I got to work with Gabe (not my brother... biologically) and Jon cleaning chairs for a couple hours! I love both of those guys so much. We talked about everything and nothing and just had a good time working really hard. We talked, joked, smiled, and laughed until it was time to go home. While I was biking home Jon honked and waved at me from across the street, and it made me happy. For once the person honking was someone I like and not a creepy white van with tinted windows, haha (:
Also, while we were working Jon and I started talking about Mormon Prom. On the one hand I guess I'm pretty excited to go, but at the same time I don't really want to. However, today on tumblr I saw a photo that said "Don't Miss a Chance to Dance" and I realized that none of it really matters and I'm just going to go have a great time. I love to dance and I love my friends, so nothing else really matters.
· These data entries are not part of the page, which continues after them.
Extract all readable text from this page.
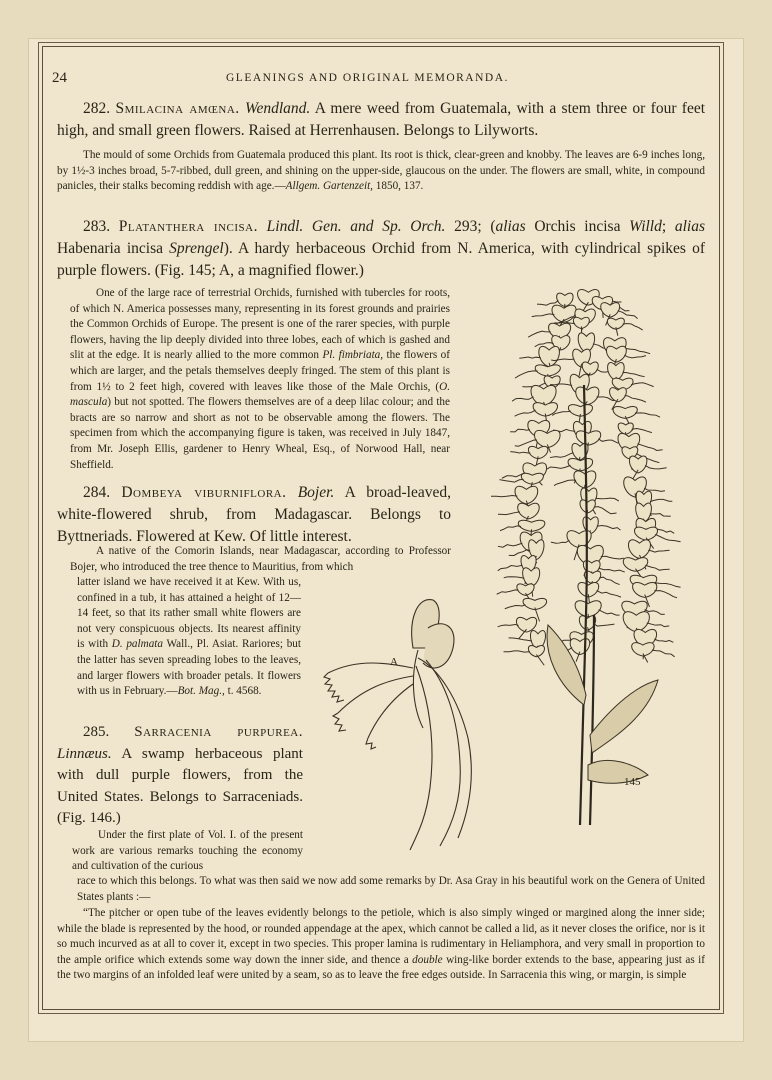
24	GLEANINGS AND ORIGINAL MEMORANDA.
282. Smilacina amœna. Wendland. A mere weed from Guatemala, with a stem three or four feet high, and small green flowers. Raised at Herrenhausen. Belongs to Lilyworts.
The mould of some Orchids from Guatemala produced this plant. Its root is thick, clear-green and knobby. The leaves are 6-9 inches long, by 1½-3 inches broad, 5-7-ribbed, dull green, and shining on the upper-side, glaucous on the under. The flowers are small, white, in compound panicles, their stalks becoming reddish with age.—Allgem. Gartenzeit, 1850, 137.
283. Platanthera incisa. Lindl. Gen. and Sp. Orch. 293; (alias Orchis incisa Willd; alias Habenaria incisa Sprengel). A hardy herbaceous Orchid from N. America, with cylindrical spikes of purple flowers. (Fig. 145; A, a magnified flower.)
One of the large race of terrestrial Orchids, furnished with tubercles for roots, of which N. America possesses many, representing in its forest grounds and prairies the Common Orchids of Europe. The present is one of the rarer species, with purple flowers, having the lip deeply divided into three lobes, each of which is gashed and slit at the edge. It is nearly allied to the more common Pl. fimbriata, the flowers of which are larger, and the petals themselves deeply fringed. The stem of this plant is from 1½ to 2 feet high, covered with leaves like those of the Male Orchis, (O. mascula) but not spotted. The flowers themselves are of a deep lilac colour; and the bracts are so narrow and short as not to be observable among the flowers. The specimen from which the accompanying figure is taken, was received in July 1847, from Mr. Joseph Ellis, gardener to Henry Wheal, Esq., of Norwood Hall, near Sheffield.
284. Dombeya viburniflora. Bojer. A broad-leaved, white-flowered shrub, from Madagascar. Belongs to Byttneriads. Flowered at Kew. Of little interest.
A native of the Comorin Islands, near Madagascar, according to Professor Bojer, who introduced the tree thence to Mauritius, from which
latter island we have received it at Kew. With us, confined in a tub, it has attained a height of 12—14 feet, so that its rather small white flowers are not very conspicuous objects. Its nearest affinity is with D. palmata Wall., Pl. Asiat. Rariores; but the latter has seven spreading lobes to the leaves, and larger flowers with broader petals. It flowers with us in February.—Bot. Mag., t. 4568.
285. Sarracenia purpurea. Linnæus. A swamp herbaceous plant with dull purple flowers, from the United States. Belongs to Sarraceniads. (Fig. 146.)
Under the first plate of Vol. I. of the present work are various remarks touching the economy and cultivation of the curious
race to which this belongs. To what was then said we now add some remarks by Dr. Asa Gray in his beautiful work on the Genera of United States plants :—
“The pitcher or open tube of the leaves evidently belongs to the petiole, which is also simply winged or margined along the inner side; while the blade is represented by the hood, or rounded appendage at the apex, which cannot be called a lid, as it never closes the orifice, nor is it so much incurved as at all to cover it, except in two species. This proper lamina is rudimentary in Heliamphora, and very small in proportion to the ample orifice which extends some way down the inner side, and thence a double wing-like border extends to the base, appearing just as if the two margins of an infolded leaf were united by a seam, so as to leave the free edges outside. In Sarracenia this wing, or margin, is simple
A
145
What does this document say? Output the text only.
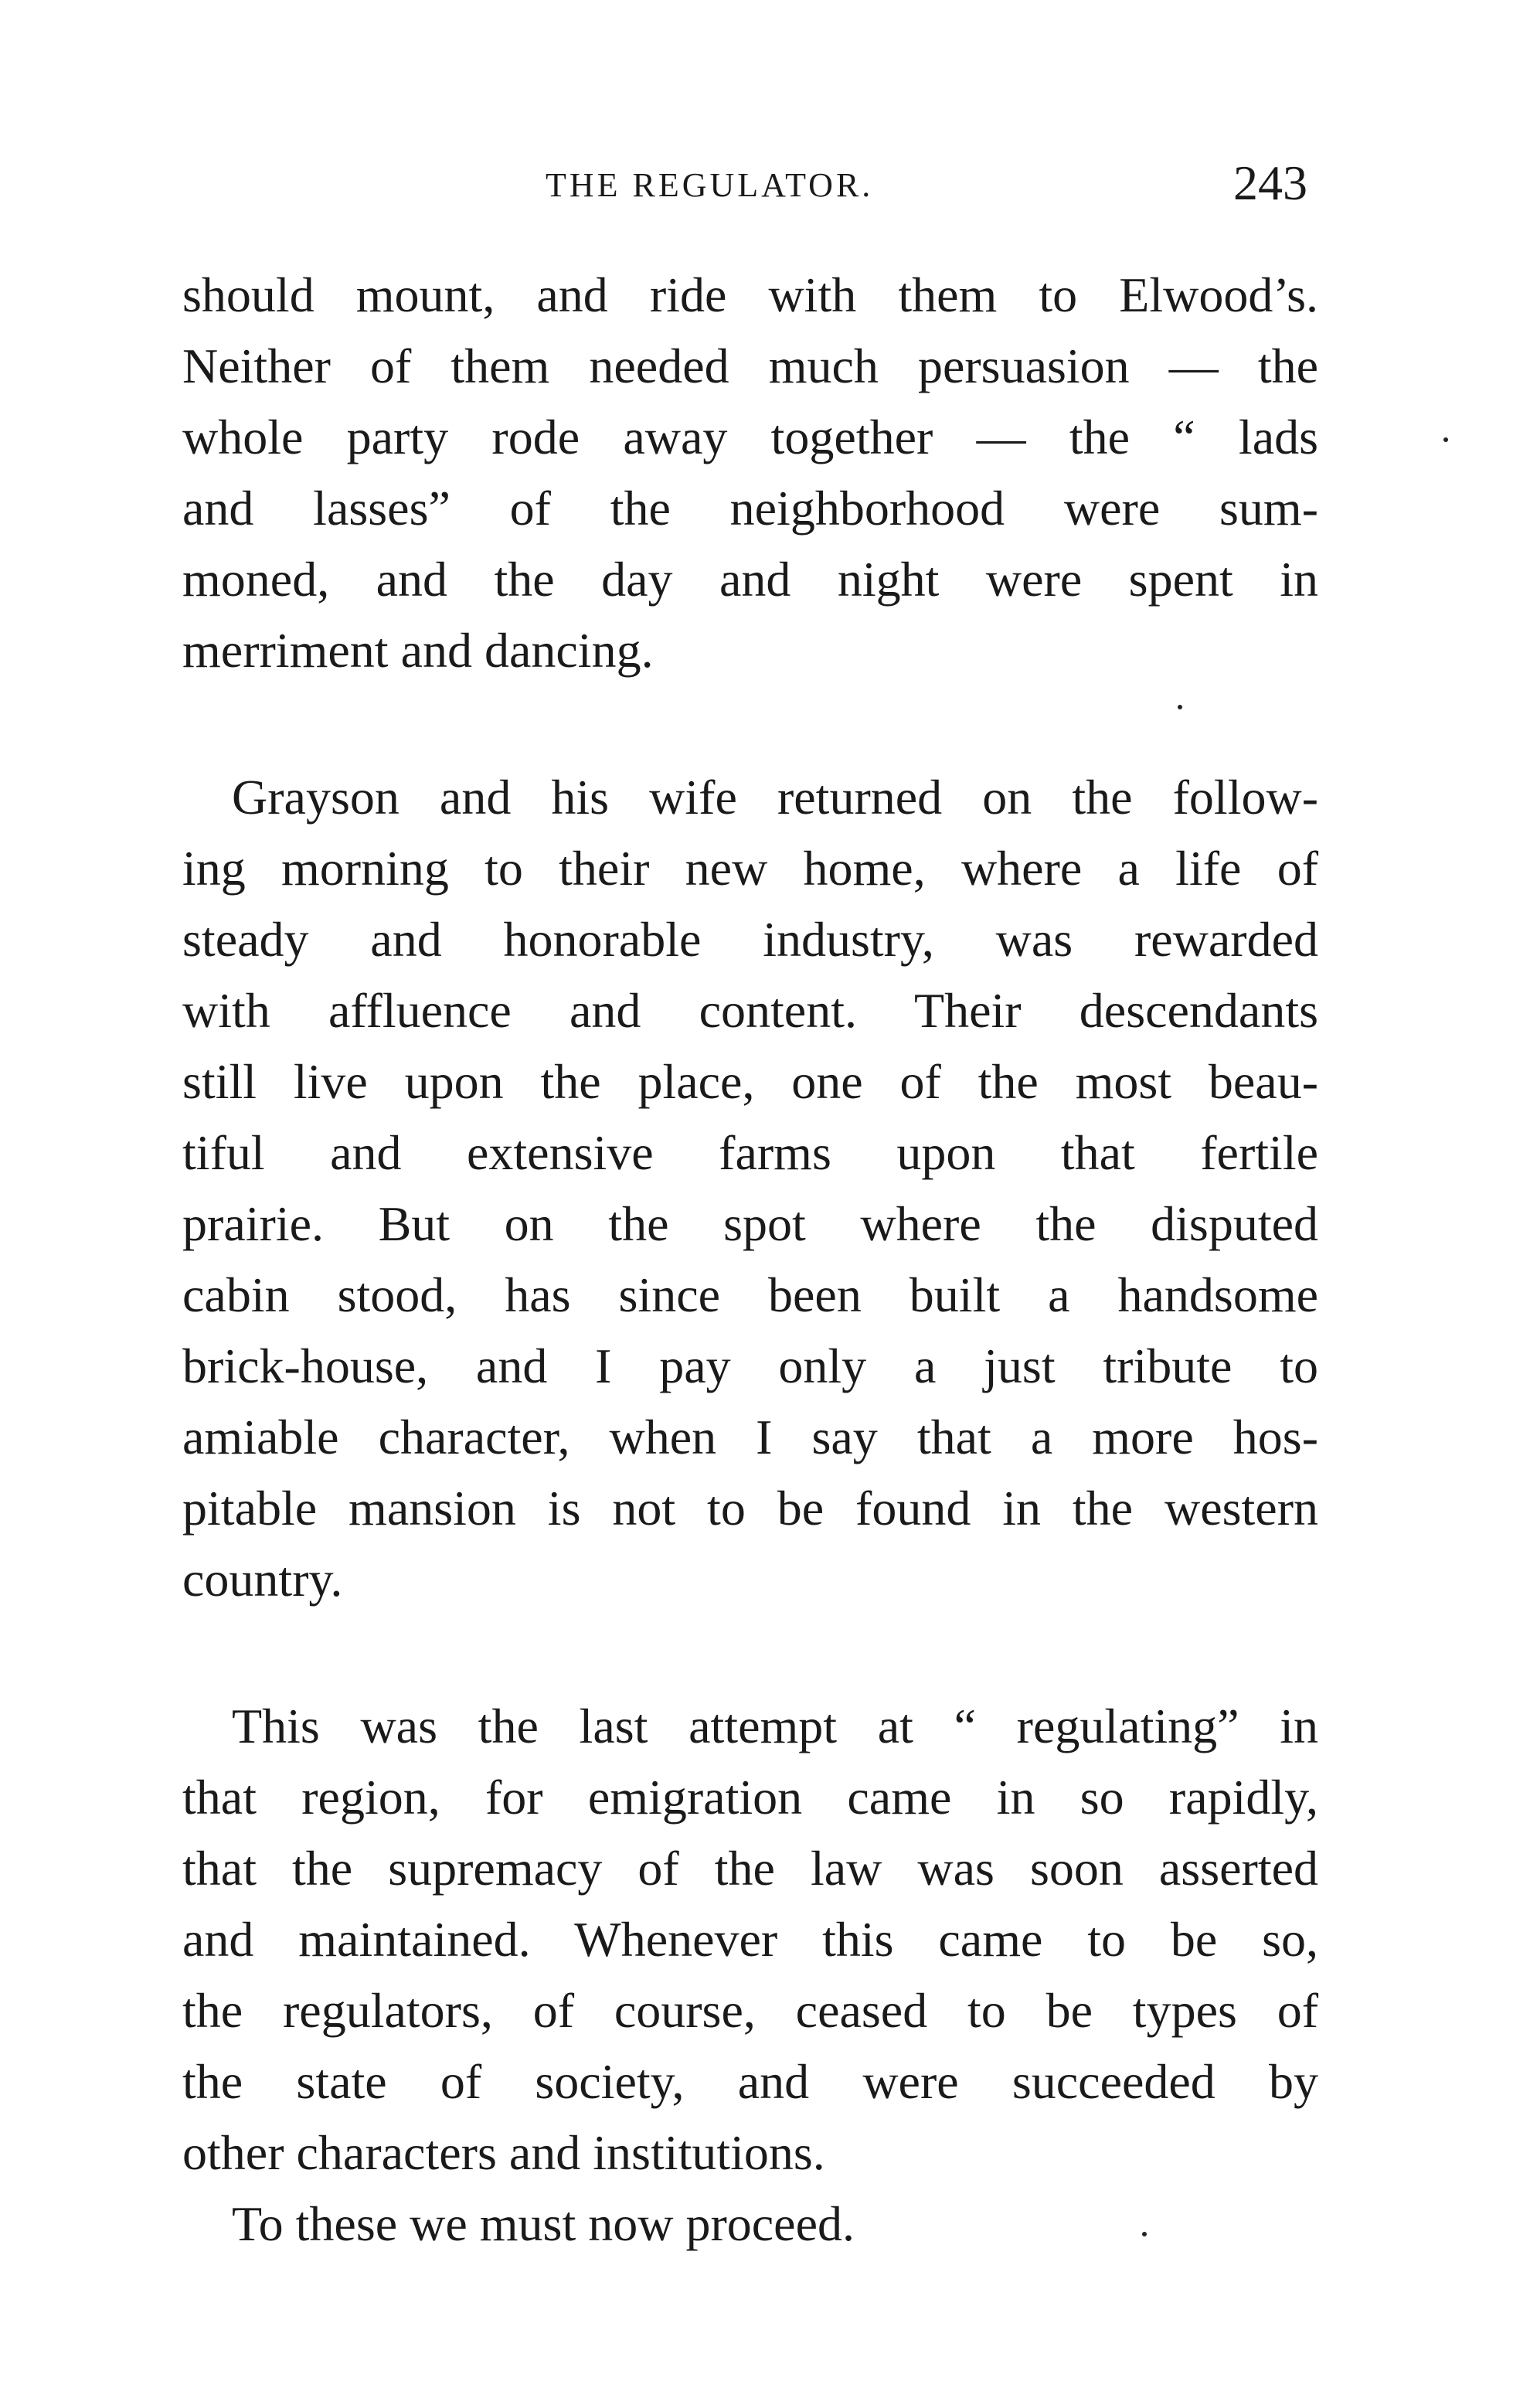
THE REGULATOR.	243
should mount, and ride with them to Elwood’s.
Neither of them needed much persuasion — the
whole party rode away together — the “ lads
and lasses” of the neighborhood were sum-
moned, and the day and night were spent in
merriment and dancing.
Grayson and his wife returned on the follow-
ing morning to their new home, where a life of
steady and honorable industry, was rewarded
with affluence and content. Their descendants
still live upon the place, one of the most beau-
tiful and extensive farms upon that fertile
prairie. But on the spot where the disputed
cabin stood, has since been built a handsome
brick-house, and I pay only a just tribute to
amiable character, when I say that a more hos-
pitable mansion is not to be found in the western
country.
This was the last attempt at “ regulating” in
that region, for emigration came in so rapidly,
that the supremacy of the law was soon asserted
and maintained. Whenever this came to be so,
the regulators, of course, ceased to be types of
the state of society, and were succeeded by
other characters and institutions.
To these we must now proceed.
It's going to be great, and if nothing else I'll get to wear some fabulous heels (; Really though, despite my mixed feelings, I'm going to make it a great night! :D
Welp, I can't think of what else to write, and I don't think I need any more than what I have. This is definitely longer than I thought it would be. I'd say sorry, but I sort've doubt anyone made it this far. Hahaha, just kidding and Congratulations if you did. This was a snapshot of the many thoughts that have gone through my mind. Now I can no longer procrastinate my homework...
Really though, I'm so grateful for my life and even though I've been frustrated, I'm going to go forward with faith that things are happening the way they are meant to happen.